KAILUA — The Harold K.L. Castle Foundation’s board of directors has approved a $1,327,387 grant to Hawaii P20, a statewide partnership between the Executive Office of Early Learning, Department of Education and University of Hawaii System that works to strengthen the education pipeline from early childhood through higher education so that all students achieve college and career success. The grant will increase college access and success of low-income and first-generation college attendees. That grant is among five grants totaling nearly $2 million that the board approved at its June meeting.
“We are proud to support programs whose projects and values align with the Foundation’s core education and community goals,” said Terry George, Harold K.L. Castle Foundation president and CEO. “Hawaii needs to get more students to and through college, because nearly all well-paying jobs require a college degree. This grant to Hawaii P20 will build partnerships that encourage college readiness and develop best practices for dual enrollment.”
The grant will help meet Hawaii P20’s goal of 55 percent of Hawaii’s working-age adults receiving a postsecondary degree by 2025 in two ways. First, the grant provides core support for the 55 by 25 public media campaign. Second, Hawaii P20 will launch the Early College Initiative, working with up to seven competitively selected high school/community college partnerships over three years so that more high school students graduate high school already holding at least six college credits. As part of the grant, Hawaii P20 will also develop a stronger statewide framework for this dual credit approach.
George said the board of directors also approved three marine conservation grants, totaling $535,000, that will support the Foundation’s mission to improve ocean governance and management through a community-based approach to ensure healthier, resilient and sustainable nearshore marine ecosystems. They include:
· The Nature Conservancy of Hawaii — $400,000, to be used over one year, will build state and local marine resource management (including Kiholo fishpond restoration, community water quality monitoring and protocol development, training and support) in at least 15 coastal communities and will measure the effectiveness of the communities’ conservation efforts.
· Tri-Isle Resource Conservation & Development Council, Inc. — $80,000, to be used over one year, will improve West Maui’s marine ecosystem health by reducing land-based pollution, increasing awareness among decision makers, community and property managers, and evaluating effectiveness.

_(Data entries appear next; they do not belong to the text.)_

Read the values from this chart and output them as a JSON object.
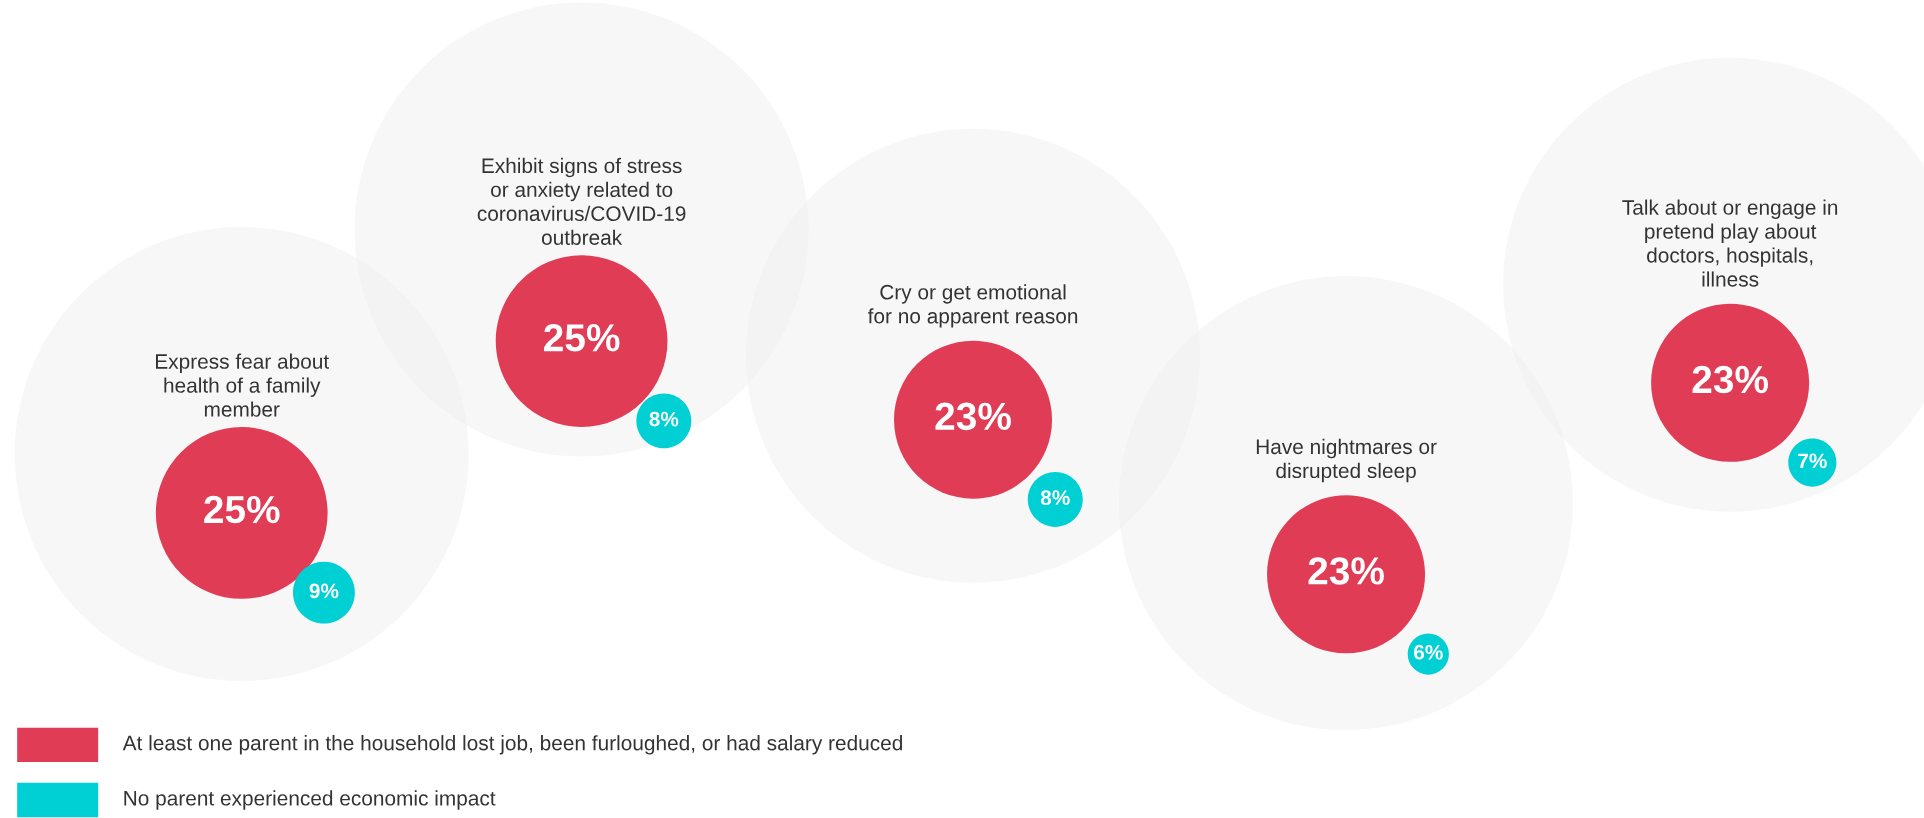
{
  "chart_data": {
    "type": "other",
    "categories": [
      "Express fear about\nhealth of a family\nmember",
      "Exhibit signs of stress\nor anxiety related to\ncoronavirus/COVID-19\noutbreak",
      "Cry or get emotional\nfor no apparent reason",
      "Have nightmares or\ndisrupted sleep",
      "Talk about or engage in\npretend play about\ndoctors, hospitals,\nillness"
    ],
    "series": [
      {
        "name": "At least one parent in the household lost job, been furloughed, or had salary reduced",
        "color": "#e03c55",
        "values": [
          25,
          25,
          23,
          23,
          23
        ],
        "value_labels": [
          "25%",
          "25%",
          "23%",
          "23%",
          "23%"
        ]
      },
      {
        "name": "No parent experienced economic impact",
        "color": "#00cfd3",
        "values": [
          9,
          8,
          8,
          6,
          7
        ],
        "value_labels": [
          "9%",
          "8%",
          "8%",
          "6%",
          "7%"
        ]
      }
    ],
    "legend": "bottom left"
  }
}
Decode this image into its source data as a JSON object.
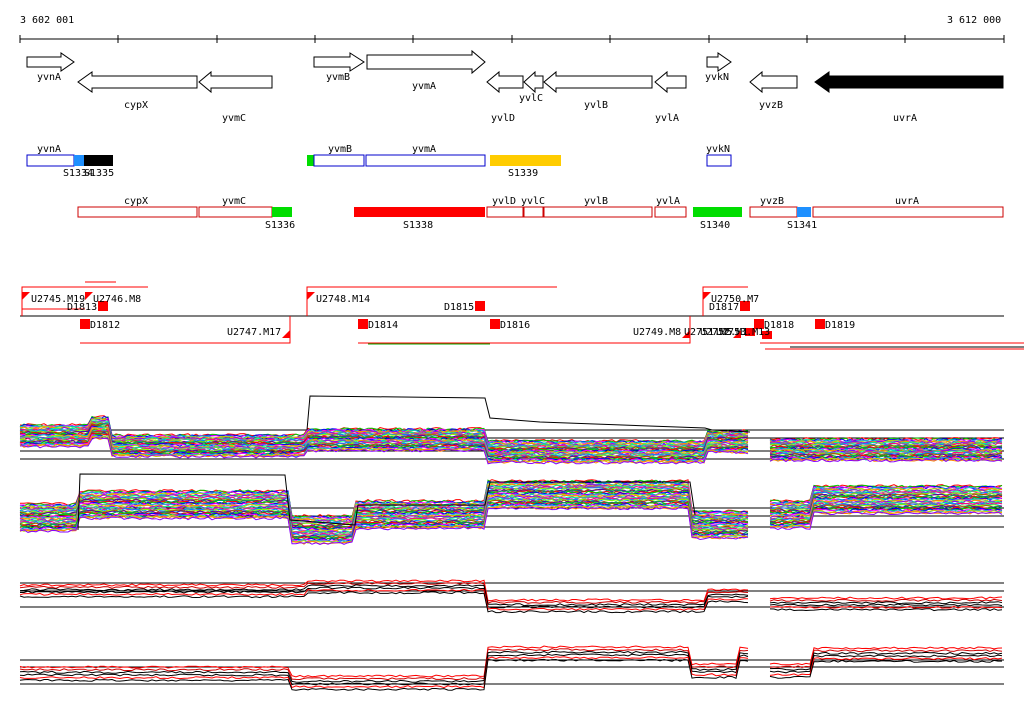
{
  "coords": {
    "start": "3 602 001",
    "end": "3 612 000"
  },
  "genes": [
    {
      "name": "yvnA",
      "label": "yvnA",
      "dir": "right",
      "fill": "#ffffff"
    },
    {
      "name": "cypX",
      "label": "cypX",
      "dir": "left",
      "fill": "#ffffff"
    },
    {
      "name": "yvmC",
      "label": "yvmC",
      "dir": "left",
      "fill": "#ffffff"
    },
    {
      "name": "yvmB",
      "label": "yvmB",
      "dir": "right",
      "fill": "#ffffff"
    },
    {
      "name": "yvmA",
      "label": "yvmA",
      "dir": "right",
      "fill": "#ffffff"
    },
    {
      "name": "yvlD",
      "label": "yvlD",
      "dir": "left",
      "fill": "#ffffff"
    },
    {
      "name": "yvlC",
      "label": "yvlC",
      "dir": "left",
      "fill": "#ffffff"
    },
    {
      "name": "yvlB",
      "label": "yvlB",
      "dir": "left",
      "fill": "#ffffff"
    },
    {
      "name": "yvlA",
      "label": "yvlA",
      "dir": "left",
      "fill": "#ffffff"
    },
    {
      "name": "yvkN",
      "label": "yvkN",
      "dir": "right",
      "fill": "#ffffff"
    },
    {
      "name": "yvzB",
      "label": "yvzB",
      "dir": "left",
      "fill": "#ffffff"
    },
    {
      "name": "uvrA",
      "label": "uvrA",
      "dir": "left",
      "fill": "#000000"
    }
  ],
  "forward_segments": {
    "genes": [
      "yvnA",
      "yvmB",
      "yvmA",
      "yvkN"
    ],
    "segments": [
      "S1334",
      "S1335",
      "S1339"
    ]
  },
  "reverse_segments": {
    "genes": [
      "cypX",
      "yvmC",
      "yvlD",
      "yvlC",
      "yvlB",
      "yvlA",
      "yvzB",
      "uvrA"
    ],
    "segments": [
      "S1336",
      "S1338",
      "S1340",
      "S1341"
    ]
  },
  "upshifts": [
    "U2745.M19",
    "U2746.M8",
    "U2748.M14",
    "U2750.M7",
    "U2747.M17",
    "U2749.M8",
    "U2751.M5",
    "U2752.M1",
    "U2753.M13"
  ],
  "downshifts": [
    "D1813",
    "D1815",
    "D1817",
    "D1812",
    "D1814",
    "D1816",
    "D1818",
    "D1819"
  ],
  "colors": {
    "forward": "#0000cc",
    "reverse": "#cc0000",
    "blue": "#1e90ff",
    "black": "#000000",
    "orange": "#ffcc00",
    "green": "#00dd00",
    "red": "#ff0000"
  }
}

· Hawaii Seafood Council — $55,000, to be used over one year to develop seven training modules, will give greater substance to the free tours of the fish auction at Pier 38 provided by Hawaii Seafood Council to nearly every high school, college and graduate-level class on Oahu having anything to do with fisheries and marine biology.
Windward Community Building
George said the board approved a $120,000 Windward Oahu community-building grant that will support the Foundation’s strategy of building social, human and natural capital from Kahuku to Waimanalo by inspiring at-risk students to become future community leaders.
The grant to the Hui Malama O Ke Kai Foundation (HMKF) — one of Windward Oahu’s strongest community-based youth-serving organizations — will be used to help selected youth enroll in college by offering HMKF internships. Additional funds will support an environmental assessment of HMKF’s 11-acre Waimanalo property leased from the state, which could be used for a wide variety of activities that build a sense of hope, belonging and service among the area’s youth.
For more information on the Foundation’s grant giving, visit www.castlefoundation.org.
The Harold K.L. Castle Foundation, the largest private foundation headquartered in Hawaii, is committed to closing the achievement and preparation gaps in public education so that all Hawaii’s children have access to high-quality pre-K-12 education that prepares them for success in college, career and citizenship. Its grants also focus on restoring nearshore marine ecosystems and strengthening Windward Oahu communities.